A person with detectable viral load greater than 20,000 international units per millilitre (IU/mL) of blood indicates that the virus is active and has the greatest potential to cause damage to the liver.

The hepatitis B programme is under the Department of Clinical Services at the Ministry of Health. The Central Public Health laboratory however handles the laboratory services which have a component of screening information and monitoring.

The government is focusing on screening the population of fifteen years and above. Those that are found negative are vaccinated while those that are found positive have to go through viral load tests before they are initiated on treatment aimed at ensuring that the virus does not continue to damage the liver leading to liver cancer.
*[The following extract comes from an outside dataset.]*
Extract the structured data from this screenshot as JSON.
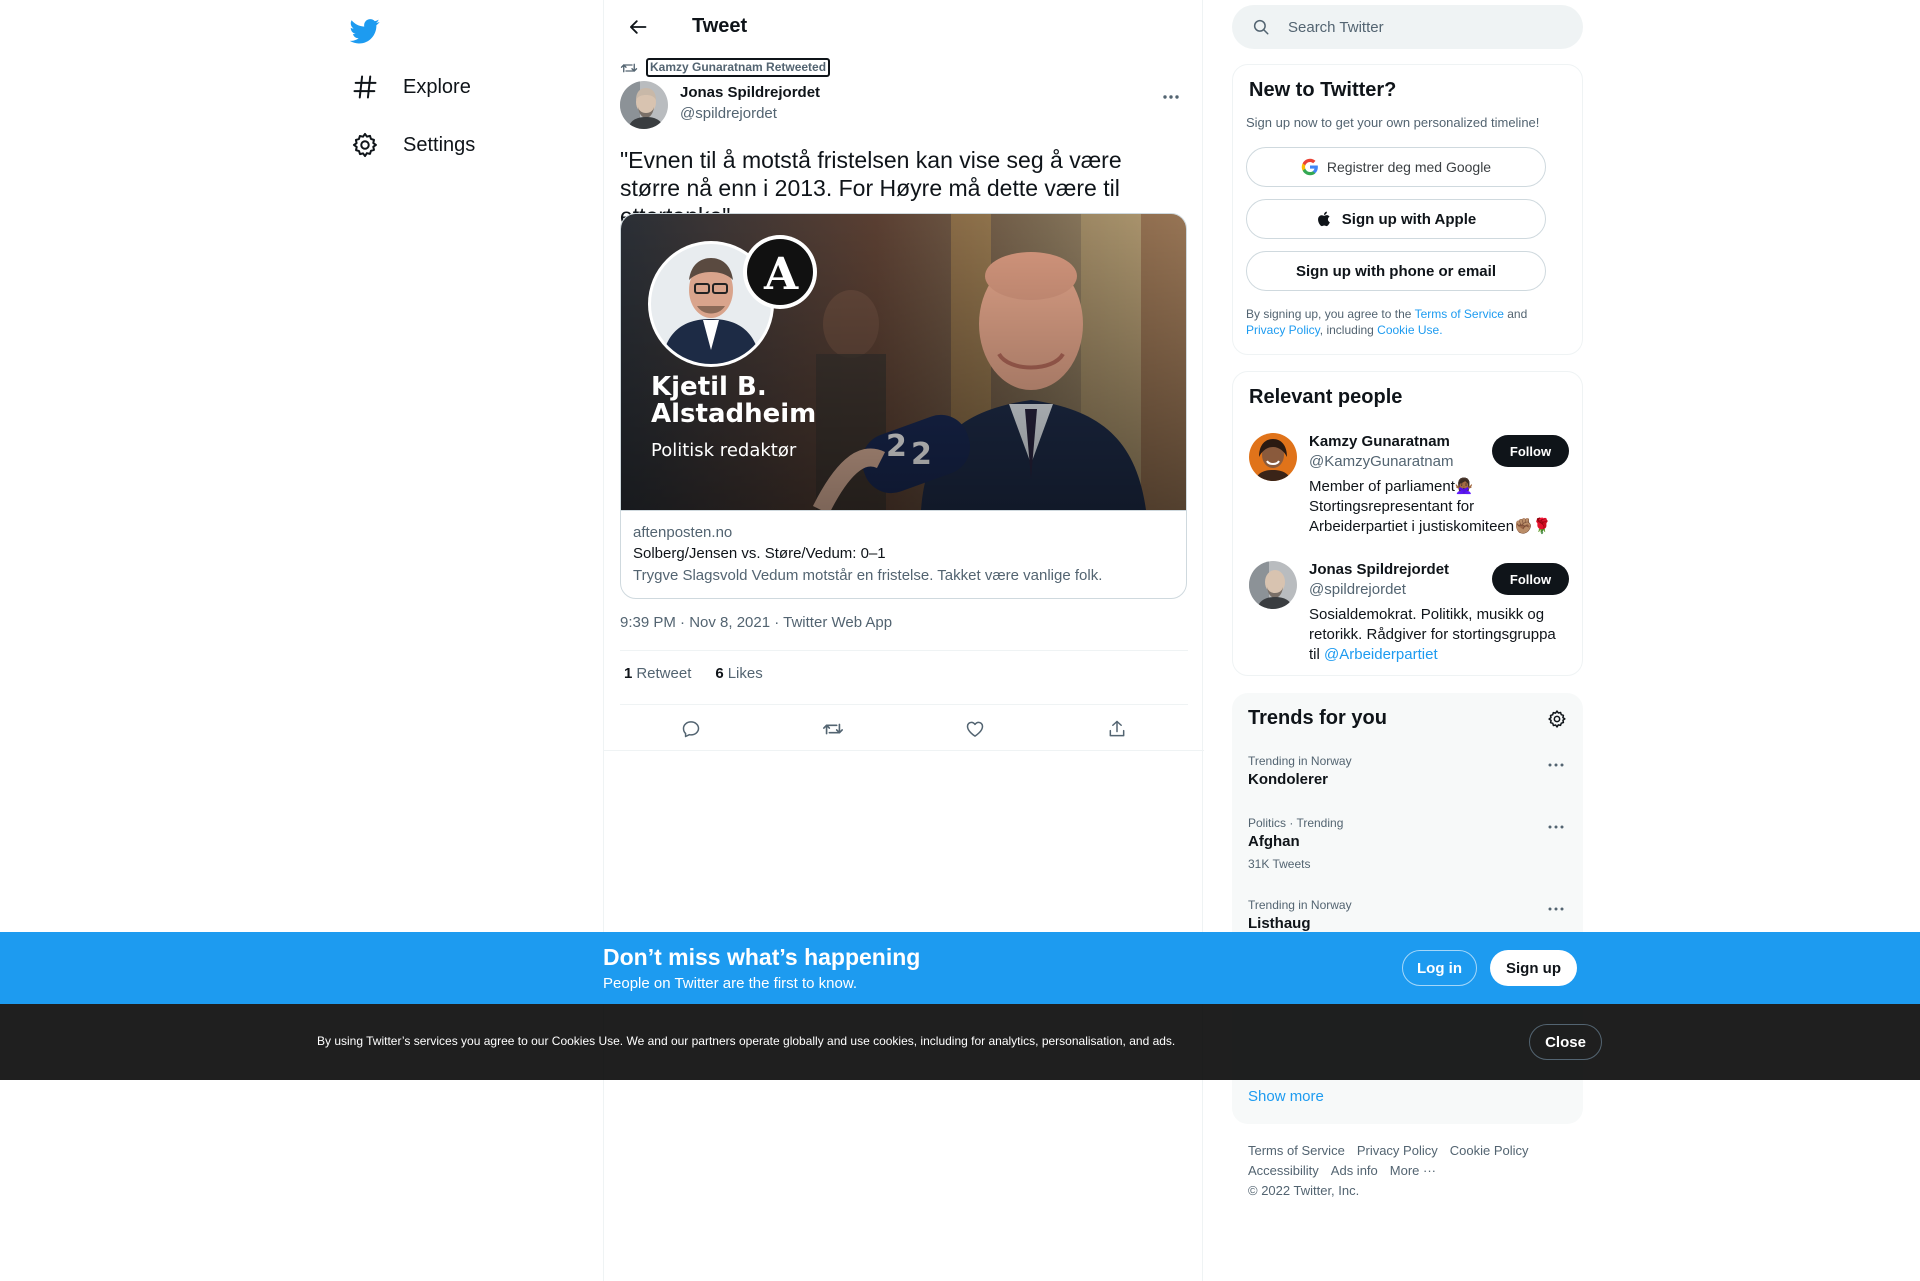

Uganda Radio Network was granted a guided tour at the laboratories in Butabika where the ultra-modern DNA machines have been installed.

The machines are able to run viral loads for HIV/AIDS, hepatitis B and other tests like sickle cell screening in children.
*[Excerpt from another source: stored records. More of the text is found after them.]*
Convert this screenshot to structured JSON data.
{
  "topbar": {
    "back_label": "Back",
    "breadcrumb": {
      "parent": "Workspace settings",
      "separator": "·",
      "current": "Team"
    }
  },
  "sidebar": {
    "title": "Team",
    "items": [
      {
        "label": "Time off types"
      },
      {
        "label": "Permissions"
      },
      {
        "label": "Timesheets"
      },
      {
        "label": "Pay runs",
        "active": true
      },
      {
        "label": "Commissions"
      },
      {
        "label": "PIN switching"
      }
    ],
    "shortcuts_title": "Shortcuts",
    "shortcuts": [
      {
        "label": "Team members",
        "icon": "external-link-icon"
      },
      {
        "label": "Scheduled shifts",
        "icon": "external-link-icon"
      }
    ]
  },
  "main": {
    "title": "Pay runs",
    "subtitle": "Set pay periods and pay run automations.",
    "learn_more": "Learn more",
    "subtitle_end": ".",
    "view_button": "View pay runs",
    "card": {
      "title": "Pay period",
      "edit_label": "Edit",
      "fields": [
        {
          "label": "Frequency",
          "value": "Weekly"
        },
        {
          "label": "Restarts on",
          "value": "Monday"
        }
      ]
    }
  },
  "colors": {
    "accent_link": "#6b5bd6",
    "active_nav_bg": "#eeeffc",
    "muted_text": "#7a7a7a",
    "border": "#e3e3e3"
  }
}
But as the services get rolled out, officials at the laboratory are worried that they may not be able to sustain the laboratories due to likely shortage of the reagents.

The available reagents were provided by suppliers or the new DNA machines and testing kits.
Top health ministry officials together with technical persons from the laboratory were on Friday meeting in Jinja to draw a plan on how to roll out the service.

The Ministry's Permanent Secretary Dr. Diana Atwine has promised to work with the Ministry of Finance to purchase the reagents through National Medical Stores. Uganda is among the countries committed to the ambitious global target of eliminating viral hepatitis by 2030.
 
These targets apply to everyone at risk of viral hepatitis infection.
 
Globally, the viral hepatitis pandemic takes a heavy toll on lives, communities and health systems. It is responsible for an estimated 1.4 million deaths per year from acute infection and hepatitis-related liver cancer and cirrhosis - atoll comparable to that of HIV and tuberculosis.